Fields proposes trust fund but caps size at $1B

Federal appropriations to public broadcasting will end at close of business, Sept. 30, 2000, under the House Republican leadership’s proposal introduced Feb. 28 by Rep. Jack Fields (R-Tex.). The Corporation for Public Broadcasting would live on, however, as overseer of a new trust fund endowed through the auction of vacant noncommercial TV channels. In the meantime, Fields’ Public Broadcasting Self-Sufficiency Act of 1996 delays panic in the field by authorizing annual sums of $250 million a year for fiscal years 1998, 1999 and 2000, and maintaining the traditional 75/25 split between public TV and public radio for these next few years.

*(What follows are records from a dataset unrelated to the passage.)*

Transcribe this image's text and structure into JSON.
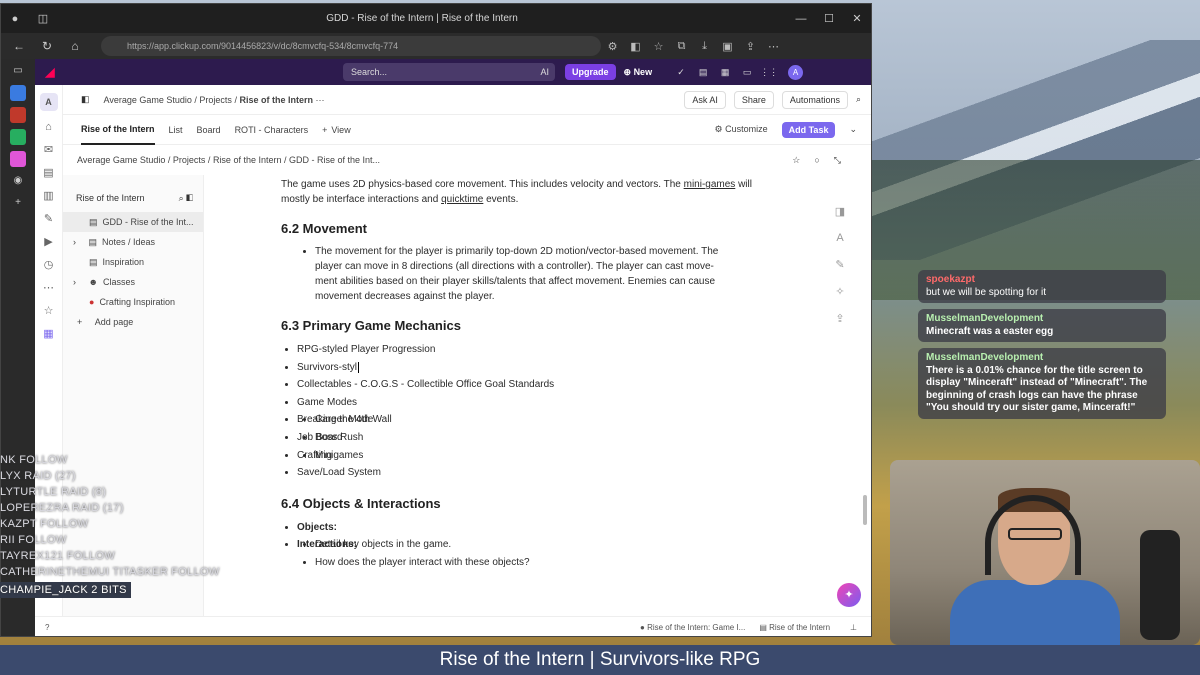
{
  "browser": {
    "tab_title": "GDD - Rise of the Intern | Rise of the Intern",
    "url": "https://app.clickup.com/9014456823/v/dc/8cmvcfq-534/8cmvcfq-774"
  },
  "topbar": {
    "search_placeholder": "Search...",
    "ai_label": "AI",
    "upgrade_label": "Upgrade",
    "new_label": "New",
    "avatar_letter": "A"
  },
  "header1": {
    "workspace_badge": "A",
    "crumbs": [
      "Average Game Studio",
      "Projects",
      "Rise of the Intern"
    ],
    "more": "···",
    "ask_ai": "Ask AI",
    "share": "Share",
    "automations": "Automations"
  },
  "header2": {
    "tabs": [
      "Rise of the Intern",
      "List",
      "Board",
      "ROTI - Characters"
    ],
    "add_view": "View",
    "customize": "Customize",
    "add_task": "Add Task"
  },
  "header3": {
    "crumbs": [
      "Average Game Studio",
      "Projects",
      "Rise of the Intern",
      "GDD - Rise of the Int..."
    ]
  },
  "sidebar": {
    "title": "Rise of the Intern",
    "items": [
      "GDD - Rise of the Int...",
      "Notes / Ideas",
      "Inspiration",
      "Classes",
      "Crafting Inspiration"
    ],
    "add_page": "Add page"
  },
  "doc": {
    "intro_a": "The game uses 2D physics-based core movement. This includes velocity and vectors. The ",
    "intro_link1": "mini-games",
    "intro_b": " will mostly be interface interactions and ",
    "intro_link2": "quicktime",
    "intro_c": " events.",
    "h_movement": "6.2 Movement",
    "movement_line1": "The movement for the player is primarily top-down 2D motion/vector-based movement. The",
    "movement_line2": "player can move in 8 directions (all directions with a controller). The player can cast move-",
    "movement_line3": "ment abilities based on their player skills/talents that affect movement. Enemies can cause",
    "movement_line4": "movement decreases against the player.",
    "h_mechanics": "6.3 Primary Game Mechanics",
    "mechanics": [
      "RPG-styled Player Progression",
      "Survivors-styl",
      "Collectables - C.O.G.S - Collectible Office Goal Standards",
      "Game Modes"
    ],
    "modes": [
      "Career Mode",
      "Boss Rush",
      "Minigames"
    ],
    "mechanics2": [
      "Breaking the 4th Wall",
      "Job Board",
      "Crafting",
      "Save/Load System"
    ],
    "h_objects": "6.4 Objects & Interactions",
    "objects_label": "Objects:",
    "objects_item": "Detail key objects in the game.",
    "interactions_label": "Interactions:",
    "interactions_item": "How does the player interact with these objects?"
  },
  "bottombar": {
    "links": [
      "Rise of the Intern: Game I...",
      "Rise of the Intern"
    ]
  },
  "stream": {
    "caption": "Rise of the Intern | Survivors-like RPG",
    "events": [
      "NK  FOLLOW",
      "LYX  RAID (27)",
      "LYTURTLE  RAID (8)",
      "LOPEREZRA  RAID (17)",
      "KAZPT  FOLLOW",
      "RII  FOLLOW",
      "TAYREX121  FOLLOW",
      "CATHERINETHEMUI TITASKER  FOLLOW",
      "CHAMPIE_JACK  2 BITS"
    ],
    "chat": [
      {
        "user": "spoekazpt",
        "text": "but we will be spotting for it"
      },
      {
        "user": "MusselmanDevelopment",
        "text": "Minecraft was a easter egg"
      },
      {
        "user": "MusselmanDevelopment",
        "text": "There is a 0.01% chance for the title screen to display \"Minceraft\" instead of \"Minecraft\". The beginning of crash logs can have the phrase \"You should try our sister game, Minceraft!\""
      }
    ]
  },
  "colors": {
    "clickup_top": "#2d1b4e",
    "accent": "#7b68ee",
    "upgrade": "#7b3fe4"
  }
}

Citizens’ group organizes to back full CPB funding

A professional campaign firm has begun setting up a Citizens’ Committee for Public Broadcasting to coordinate grassroots support for “full funding” of CPB. Proposed and organized by a New York consumer rights lawyer, Donald Ross, the committee has startup funding from about five major public TV stations, Ross says. The initiative is the latest in a long line of citizen interventions to support or protect public broadcasting. Separate plans for a big-name commission of prominent citizens to resolve “serious issues” in the field’s future were announced by CPB Chairman Henry Cauthen two weeks ago, but have been delayed, according to CPB. The citizen’s committee’s handful of staffers, meanwhile, is starting to recruit field activists and organizers out of the downtown Washington branch office of Ross’s firm, M&R Strategic Services.